A fumaça entra no buraco e eu e meu companheiro começamos a tossir. Metade da areia que estava na superfície nos protegendo agora está em nosso pescoço e dentro de nossa calça. Nos perguntamos se um dia esse bombardeio irá parar... Mas de repente, os barulhos cessam e o ar fica claro. Percebemos que, ao menos por enquanto, o bombardeio parou. Depois de esperarmos mais alguns minutos, para ter certeza, saímos do buraco, em direção às trincheiras. Olhamos por sobre ela e tudo que vemos é um horizonte sem sinal de vida.




Texto 6: Condições putrefatas de higiene atraem companhia indesejável nas trincheiras: piolhos – Batalhões de insetos perseguem recrutas – Ratos comedores de cadáveres enojam soldados de todos os lados

Dia inteiro e a noite estrelada

Por eles não posso descansar ou dormir,

Nem me esconder ou bater em retirada.
Então em minha agonia eu os massacrei

Até de vermelho minhas mãos banhar

Em vão – quanto mais rápido eu matava

Mais cruéis ainda eles conseguiam voltar.
Eu matei e matei, com loucura assassina,

Matei até esgotar toda a minha garra,

E eles se levantavam para me torturar

Porque diabos só morrem fazendo farra.
Antes eu achava que o demônio se escondia

No sorriso das damas e no vinho gostoso

Eu o chamava de Satã, de Belzebu

Mas agora o chamo de piolho asqueroso.


Texto 7: Eddie Rickenbacker “Ás dos Ases”, piloto americano.
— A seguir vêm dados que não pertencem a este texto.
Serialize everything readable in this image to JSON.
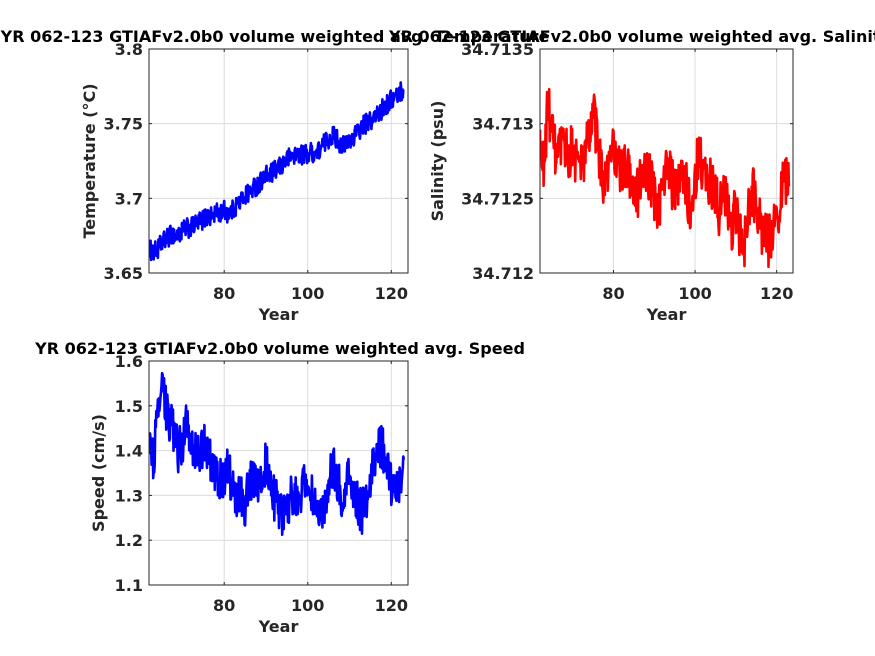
{
  "chart_data": [
    {
      "type": "line",
      "title": "YR 062-123 GTIAFv2.0b0 volume weighted avg. Temperature",
      "xlabel": "Year",
      "ylabel": "Temperature (°C)",
      "xlim": [
        62,
        124
      ],
      "ylim": [
        3.65,
        3.8
      ],
      "xticks": [
        80,
        100,
        120
      ],
      "xtick_labels": [
        "80",
        "100",
        "120"
      ],
      "yticks": [
        3.65,
        3.7,
        3.75,
        3.8
      ],
      "ytick_labels": [
        "3.65",
        "3.7",
        "3.75",
        "3.8"
      ],
      "grid": true,
      "color": "#0000ff",
      "series": [
        {
          "x": [
            62,
            63,
            64,
            65,
            66,
            67,
            68,
            69,
            70,
            71,
            72,
            73,
            74,
            75,
            76,
            77,
            78,
            79,
            80,
            81,
            82,
            83,
            84,
            85,
            86,
            87,
            88,
            89,
            90,
            91,
            92,
            93,
            94,
            95,
            96,
            97,
            98,
            99,
            100,
            101,
            102,
            103,
            104,
            105,
            106,
            107,
            108,
            109,
            110,
            111,
            112,
            113,
            114,
            115,
            116,
            117,
            118,
            119,
            120,
            121,
            122,
            123
          ],
          "values": [
            3.666,
            3.664,
            3.665,
            3.67,
            3.672,
            3.675,
            3.676,
            3.675,
            3.678,
            3.68,
            3.68,
            3.682,
            3.684,
            3.686,
            3.688,
            3.688,
            3.69,
            3.69,
            3.692,
            3.69,
            3.692,
            3.696,
            3.698,
            3.702,
            3.704,
            3.707,
            3.709,
            3.712,
            3.715,
            3.716,
            3.718,
            3.72,
            3.723,
            3.726,
            3.728,
            3.729,
            3.73,
            3.729,
            3.73,
            3.731,
            3.73,
            3.733,
            3.737,
            3.74,
            3.742,
            3.74,
            3.736,
            3.735,
            3.738,
            3.742,
            3.744,
            3.748,
            3.75,
            3.752,
            3.754,
            3.757,
            3.76,
            3.763,
            3.766,
            3.768,
            3.771,
            3.773
          ]
        }
      ]
    },
    {
      "type": "line",
      "title": "YR 062-123 GTIAFv2.0b0 volume weighted avg. Salinity",
      "xlabel": "Year",
      "ylabel": "Salinity (psu)",
      "xlim": [
        62,
        124
      ],
      "ylim": [
        34.712,
        34.7135
      ],
      "xticks": [
        80,
        100,
        120
      ],
      "xtick_labels": [
        "80",
        "100",
        "120"
      ],
      "yticks": [
        34.712,
        34.7125,
        34.713,
        34.7135
      ],
      "ytick_labels": [
        "34.712",
        "34.7125",
        "34.713",
        "34.7135"
      ],
      "grid": true,
      "color": "#ff0000",
      "series": [
        {
          "x": [
            62,
            63,
            64,
            65,
            66,
            67,
            68,
            69,
            70,
            71,
            72,
            73,
            74,
            75,
            76,
            77,
            78,
            79,
            80,
            81,
            82,
            83,
            84,
            85,
            86,
            87,
            88,
            89,
            90,
            91,
            92,
            93,
            94,
            95,
            96,
            97,
            98,
            99,
            100,
            101,
            102,
            103,
            104,
            105,
            106,
            107,
            108,
            109,
            110,
            111,
            112,
            113,
            114,
            115,
            116,
            117,
            118,
            119,
            120,
            121,
            122,
            123
          ],
          "values": [
            34.71282,
            34.7127,
            34.71315,
            34.7129,
            34.71278,
            34.7128,
            34.71286,
            34.71279,
            34.71285,
            34.71275,
            34.7127,
            34.71278,
            34.71292,
            34.71308,
            34.7129,
            34.7127,
            34.71258,
            34.7127,
            34.71282,
            34.71275,
            34.71265,
            34.71272,
            34.71268,
            34.71258,
            34.71252,
            34.71265,
            34.7127,
            34.71262,
            34.71252,
            34.7124,
            34.71262,
            34.71278,
            34.71265,
            34.71252,
            34.71258,
            34.71262,
            34.71255,
            34.71245,
            34.71262,
            34.71282,
            34.7127,
            34.71255,
            34.71262,
            34.7125,
            34.7124,
            34.71255,
            34.71245,
            34.71232,
            34.7124,
            34.71228,
            34.71218,
            34.7124,
            34.71255,
            34.71245,
            34.7123,
            34.71225,
            34.71222,
            34.71232,
            34.7124,
            34.7125,
            34.71262,
            34.71258
          ]
        }
      ]
    },
    {
      "type": "line",
      "title": "YR 062-123 GTIAFv2.0b0 volume weighted avg. Speed",
      "xlabel": "Year",
      "ylabel": "Speed (cm/s)",
      "xlim": [
        62,
        124
      ],
      "ylim": [
        1.1,
        1.6
      ],
      "xticks": [
        80,
        100,
        120
      ],
      "xtick_labels": [
        "80",
        "100",
        "120"
      ],
      "yticks": [
        1.1,
        1.2,
        1.3,
        1.4,
        1.5,
        1.6
      ],
      "ytick_labels": [
        "1.1",
        "1.2",
        "1.3",
        "1.4",
        "1.5",
        "1.6"
      ],
      "grid": true,
      "color": "#0000ff",
      "series": [
        {
          "x": [
            62,
            63,
            64,
            65,
            66,
            67,
            68,
            69,
            70,
            71,
            72,
            73,
            74,
            75,
            76,
            77,
            78,
            79,
            80,
            81,
            82,
            83,
            84,
            85,
            86,
            87,
            88,
            89,
            90,
            91,
            92,
            93,
            94,
            95,
            96,
            97,
            98,
            99,
            100,
            101,
            102,
            103,
            104,
            105,
            106,
            107,
            108,
            109,
            110,
            111,
            112,
            113,
            114,
            115,
            116,
            117,
            118,
            119,
            120,
            121,
            122,
            123
          ],
          "values": [
            1.42,
            1.38,
            1.46,
            1.54,
            1.5,
            1.46,
            1.44,
            1.4,
            1.42,
            1.46,
            1.43,
            1.4,
            1.38,
            1.42,
            1.4,
            1.37,
            1.34,
            1.33,
            1.35,
            1.36,
            1.32,
            1.3,
            1.31,
            1.28,
            1.32,
            1.34,
            1.33,
            1.36,
            1.37,
            1.33,
            1.29,
            1.28,
            1.25,
            1.27,
            1.3,
            1.31,
            1.28,
            1.32,
            1.35,
            1.3,
            1.26,
            1.24,
            1.28,
            1.33,
            1.36,
            1.34,
            1.3,
            1.32,
            1.34,
            1.31,
            1.28,
            1.26,
            1.29,
            1.33,
            1.38,
            1.42,
            1.4,
            1.36,
            1.32,
            1.3,
            1.34,
            1.38
          ]
        }
      ]
    }
  ]
}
Na noite do dia 10, discutíamos a missão do dia seguinte quando o telefone tocou. Uma voz quase histérica gritou a notícia em meus ouvidos: às 11 horas da manhã seguinte, a guerra acabaria. Nossa missão estava cancelada. Para nós, a guerra acabou naquele momento. Desliguei o telefone e olhei para meus pilotos. Todos perceberam a importância daquele telefonema. Silêncio total no recinto.
“A guerra acabou!”, gritei. Todos ficamos loucos. Berrando como malucos, corremos para pegar qualquer arma ou sinalizador para atirar para o alto!
Olhei para meu relógio. Um minuto para as 11 horas. Trinta segundos. E então 11 horas, a décima-primeira hora do décimo-primeiro dia do décimo-primeiro mês. Eu era a única platéia do maior espetáculo já apresentado na Terra. De ambos os lados da terra de ninguém, as trincheiras entraram em erupção. Homens com uniformes marrons irromperam das trincheiras americanas, uniformes cinza-esverdeados saíam das alemãs. Do meu assento de observador, acima, vi atirarem seus capacetes para o ar, abandonarem suas armas e acenarem para o outro lado. Então, de um lado a outro do front, os dois grupos de homens começaram a avançar na terra de ninguém. Segundos antes, eles estavam dispostos a atirar um nos outros; agora eles se aproximavam. Inicialmente, de forma hesitante, mas depois com mais rapidez. 
De repente, uniformes cinzas se misturavam aos marrons. Eu pude vê-los abraçando uns a outros, dançando, pulando. Americanos distribuíam cigarros e chocolate. Voei para o setor francês. Lá era tudo ainda mais incrível. Depois de quatro anos de carnificina e ódio, eles estavam não apenas se abraçando, mas também se beijando nas duas bochechas também.
Bombas, foguetes e sinalizadores subiam aos céus, e dei meia-volta rumo à base. A guerra havia acabado.